Druid batch indexing large volume of data slow.

I’m using the standard index task to. Index quite a large amount of data.

My current setup is:

1 Middle Manager with: MAX_DIRECT_MEMORY: 3g

with up to 4 Peons: With MAX_HEAP 1g, MIN_HEAP 256m, MAX_DIRECT_MEMORY: 3g.

I’m inserting data 1 day at a time. Processing one day of data takes about 30 seconds on a Peon. I have data going back to ~25 years. Once it’s all into Druid it’s showing as ~ 2.5GB.

Back of the envelope it would take ~3 days to insert the data into Druid. (This is consistent with my testing, it takes ages!).

Is this a normal speed for the index task to operate at? Perhaps it’s not configured correctly? Would switching to hadoop_index likely improve things? What speed increase does hadoop bring over indexing.

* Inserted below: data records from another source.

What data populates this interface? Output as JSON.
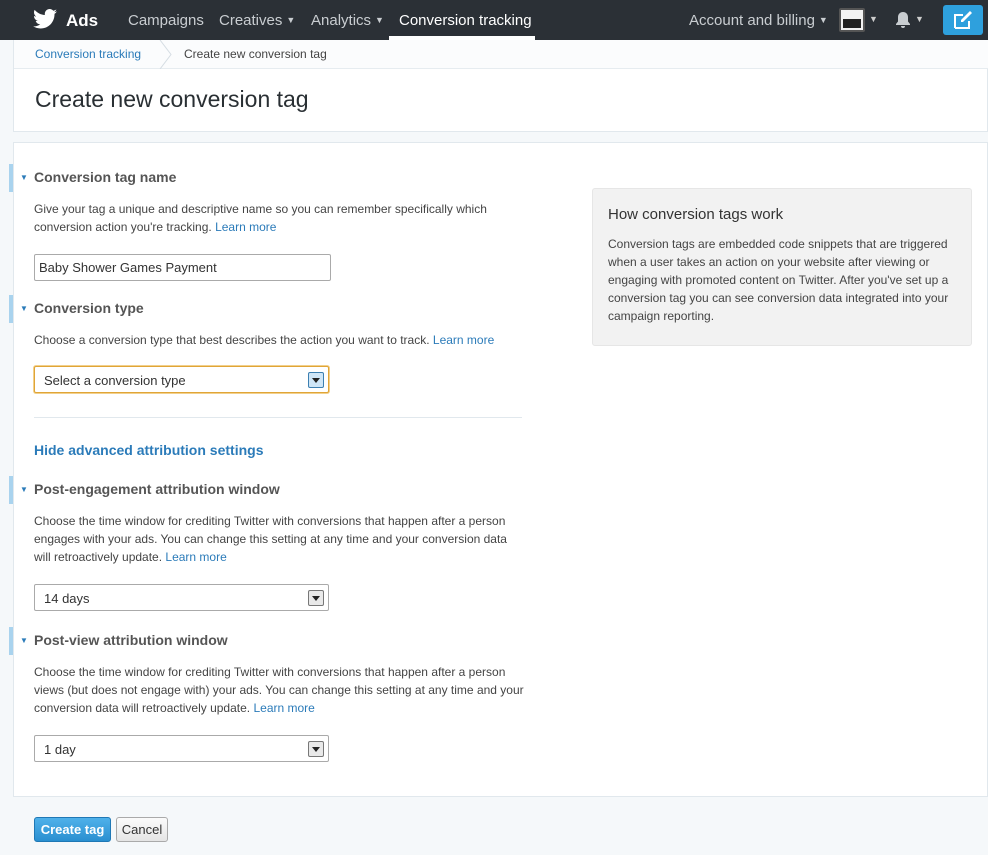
{
  "nav": {
    "brand": "Ads",
    "items": [
      {
        "label": "Campaigns"
      },
      {
        "label": "Creatives"
      },
      {
        "label": "Analytics"
      },
      {
        "label": "Conversion tracking"
      }
    ],
    "account": "Account and billing",
    "icons": {
      "logo": "twitter-bird-icon",
      "avatar": "avatar-icon",
      "bell": "bell-icon",
      "compose": "compose-icon"
    },
    "colors": {
      "bar": "#2b3036",
      "compose": "#2ea0dd"
    }
  },
  "breadcrumb": {
    "parent": "Conversion tracking",
    "current": "Create new conversion tag"
  },
  "page_title": "Create new conversion tag",
  "form": {
    "tag_name": {
      "title": "Conversion tag name",
      "desc": "Give your tag a unique and descriptive name so you can remember specifically which conversion action you're tracking.",
      "learn_more": "Learn more",
      "value": "Baby Shower Games Payment"
    },
    "conversion_type": {
      "title": "Conversion type",
      "desc": "Choose a conversion type that best describes the action you want to track.",
      "learn_more": "Learn more",
      "selected": "Select a conversion type"
    },
    "advanced_link": "Hide advanced attribution settings",
    "post_engagement": {
      "title": "Post-engagement attribution window",
      "desc": "Choose the time window for crediting Twitter with conversions that happen after a person engages with your ads. You can change this setting at any time and your conversion data will retroactively update.",
      "learn_more": "Learn more",
      "selected": "14 days"
    },
    "post_view": {
      "title": "Post-view attribution window",
      "desc": "Choose the time window for crediting Twitter with conversions that happen after a person views (but does not engage with) your ads. You can change this setting at any time and your conversion data will retroactively update.",
      "learn_more": "Learn more",
      "selected": "1 day"
    }
  },
  "info": {
    "title": "How conversion tags work",
    "body": "Conversion tags are embedded code snippets that are triggered when a user takes an action on your website after viewing or engaging with promoted content on Twitter. After you've set up a conversion tag you can see conversion data integrated into your campaign reporting."
  },
  "footer": {
    "create": "Create tag",
    "cancel": "Cancel"
  },
  "colors": {
    "accent": "#2b7bb9",
    "primary_button": "#2a8fd0"
  }
}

Any advice / suggestions welcome!

Thanks,

Richard

Hi Richard,
3 days for 2.5GB of data is quite large.

I guess you might be using lower segment granularity e.g DAY generating large no. of very small segments.

If that is the case changing the granularity to YEAR will help.

also, IndexTask is not optimal for high data workloads and is not great for generating large no. of segments.

using Hadoop Index task will also help in reducing indexing time further.

The hadoop indexer is definitely the best way to index a large amount of batch data. It parallelizes better than the vanilla index task and also has had much more work put into optimizing it. The vanilla index task is mostly intended for small batch loads.

Thanks guys, i’m getting this working now!

Got it working.

The hadoop indexer is alot faster on the same hardware (about 10x faster for me).